Pier Paolo Pasolini amava l’Iran. Ma l’Iran di quei tempi era ben diverso da quello estremista ed opprimente di oggi.
Nel 1973 Pier Paolo Pasolini, uno dei più acuti e inquieti intellettuali del Novecento italiano, approdò in Iran per girare il suo Il fiore delle Mille e una notte, terzo e ultimo capitolo della sua celebre “Trilogia della vita”. Fu un viaggio che unì cinema, poesia e antropologia, proiettando lo sguardo del regista friulano su un Oriente ancora vivo di colori, di sensualità, di miti arcaici e di civiltà millenarie. Oggi, a cinquant’anni da quel viaggio, Teheran nel 2022 ha reso omaggio a quell’esperienza artistica con una mostra straordinaria: Le mille e una notte di Pasolini, ospitata fino a metà settembre presso l’Argo Factory, antico birrificio trasformato in uno dei più importanti spazi culturali della capitale iraniana. La mostra è stat Organizzata dall’Ambasciata d’Italia e dalla Fondazione Pejman… ma in un Iran sottomesso alla Sharia che non ha più nulla da spartire con l’Iran libero del passatp-
ROMA, 10 giugno 2022

Organizzata dall’Ambasciata d’Italia in Iran insieme alla Fondazione Pejman e al Fondo Roberto Villa di Milano, la mostra raccoglie materiali preziosi: le fotografie di Roberto Villa scattate sul set del film, estratti documentaristici, costumi di scena, pagine di sceneggiature originali e rarità editoriali. Un viaggio nel viaggio, che restituisce il fascino di un Iran che allora viveva ancora sotto la monarchia dello Scià, in un clima che, pur fra contraddizioni, lasciava spazio a una società più aperta, a scambi culturali, a una pluralità di voci artistiche.

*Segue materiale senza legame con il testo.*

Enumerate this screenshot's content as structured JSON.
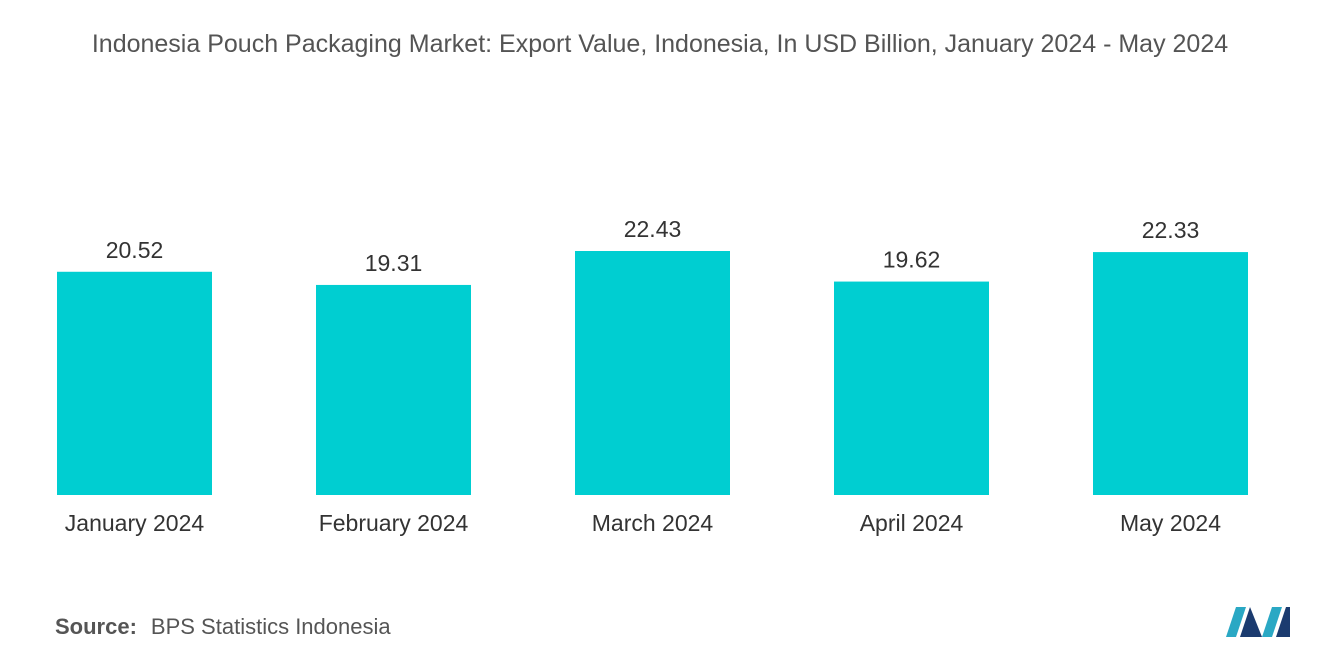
{
  "chart_data": {
    "type": "bar",
    "title": "Indonesia Pouch Packaging Market: Export Value, Indonesia, In USD Billion, January 2024 - May 2024",
    "categories": [
      "January 2024",
      "February 2024",
      "March 2024",
      "April 2024",
      "May 2024"
    ],
    "values": [
      20.52,
      19.31,
      22.43,
      19.62,
      22.33
    ],
    "color": "#00ced1",
    "source_label": "Source:",
    "source": "BPS Statistics Indonesia"
  }
}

Pasolini, con la sua opera, offriva un Oriente sensuale e libero, scevro di moralismi occidentali come di fanatismi religiosi. Il fiore delle Mille e una notte, ispirato alle antiche novelle persiane e arabe, è un film traboccante di corpi, di desideri, di passioni narrate con innocenza primigenia, senza colpa né censura. Nelle sequenze girate a Isfahan, Yazd, Shiraz e nei deserti iranici, il regista catturò la luce antica della Persia, i suoi colori vivi, la sua architettura sublime. Quel film — come l’intera Trilogia della vita — rappresentava, nella visione pasoliniana, una sorta di Eden perduto: un mondo ancora non corrotto dalla modernità omologante e dal consumismo capitalistico.
Ma l’Iran di oggi non è più quello del 1973.

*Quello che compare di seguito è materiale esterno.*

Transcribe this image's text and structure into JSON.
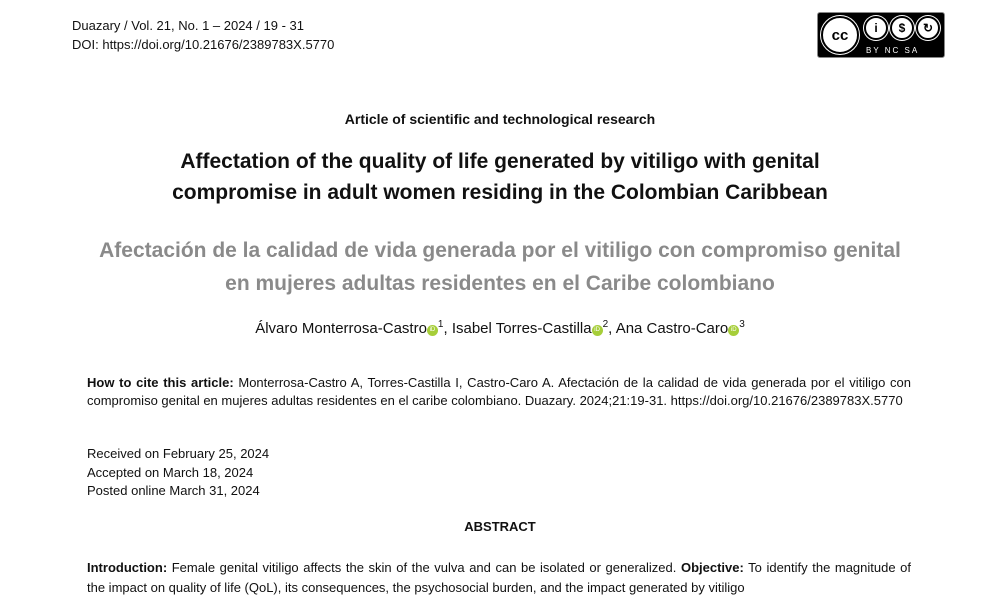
{
  "header": {
    "journal_line": "Duazary / Vol. 21, No. 1 – 2024 / 19 - 31",
    "doi_line": "DOI: https://doi.org/10.21676/2389783X.5770"
  },
  "license": {
    "icon": "cc-by-nc-sa-badge",
    "cc": "cc",
    "labels": "BY  NC  SA"
  },
  "article_type": "Article of scientific and technological research",
  "title_en": "Affectation of the quality of life generated by vitiligo with genital compromise in adult women residing in the Colombian Caribbean",
  "title_es": "Afectación de la calidad de vida generada por el vitiligo con compromiso genital en mujeres adultas residentes en el Caribe colombiano",
  "authors": [
    {
      "name": "Álvaro Monterrosa-Castro",
      "aff": "1",
      "sep": ", "
    },
    {
      "name": "Isabel Torres-Castilla",
      "aff": "2",
      "sep": ", "
    },
    {
      "name": "Ana Castro-Caro",
      "aff": "3",
      "sep": ""
    }
  ],
  "citation": {
    "label": "How to cite this article:",
    "text": " Monterrosa-Castro A, Torres-Castilla I, Castro-Caro A. Afectación de la calidad de vida generada por el vitiligo con compromiso genital en mujeres adultas residentes en el caribe colombiano. Duazary. 2024;21:19-31. https://doi.org/10.21676/2389783X.5770"
  },
  "dates": [
    "Received on February 25, 2024",
    "Accepted on March 18, 2024",
    "Posted online March 31, 2024"
  ],
  "abstract": {
    "heading": "ABSTRACT",
    "intro_label": "Introduction:",
    "intro_text": " Female genital vitiligo affects the skin of the vulva and can be isolated or generalized. ",
    "objective_label": "Objective:",
    "objective_text": " To identify the magnitude of the impact on quality of life (QoL), its consequences, the psychosocial burden, and the impact generated by vitiligo"
  }
}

Nel 1979, appena sei anni dopo il viaggio di Pasolini, la Rivoluzione islamica travolse il Paese, instaurando un regime teocratico che ancora oggi governa con pugno di ferro. Da allora l’Iran è sotto il controllo di un’oligarchia religiosa sciita, in cui le libertà individuali sono sistematicamente represse: censura culturale, limitazioni draconiane ai diritti delle donne, persecuzione degli oppositori politici, soppressione violenta delle proteste popolari. Un Paese ricchissimo di storia e cultura, oggi soffocato da un potere che interpreta rigidamente la legge islamica e reprime ogni anelito di modernità e pluralismo.
Proprio per questo la mostra Le mille e una notte di Pasolini, pur nella sua veste ufficiale e diplomaticamente autorizzata, assume un valore profondo e ambiguo. Essa evoca un Iran che fu, un Iran che avrebbe potuto diventare un laboratorio di dialogo fra civiltà, e che invece è stato risucchiato in un fanatismo cieco, dove anche il cinema e l’arte devono camminare sul filo sottile della sopravvivenza politica. È paradossale che Pasolini, paladino di un erotismo libero e di una cultura laica e dissidente, venga oggi celebrato proprio in un Paese dove la censura morale e religiosa governa ogni aspetto della vita sociale.
Nel suo discorso di inaugurazione, l’ambasciatore italiano Giuseppe Perrone ha ricordato come la voce di Pasolini sia oggi più attuale che mai, come coscienza critica contro ogni forma di terrorismo, criminalità e corruzione. Eppure, proprio in Iran, questa stessa voce non potrebbe oggi esprimersi liberamente.
La mostra di Teheran è dunque, al di là del suo valore artistico, anche un monito silenzioso sulla fragilità delle libertà culturali e sull’enorme distanza che separa la visione utopica di Pasolini dalla dura realtà dell’Iran contemporaneo. Un Paese che, come molte delle sue splendide cupole azzurre, continua a brillare nel silenzio, coperto da veli di censura e paura.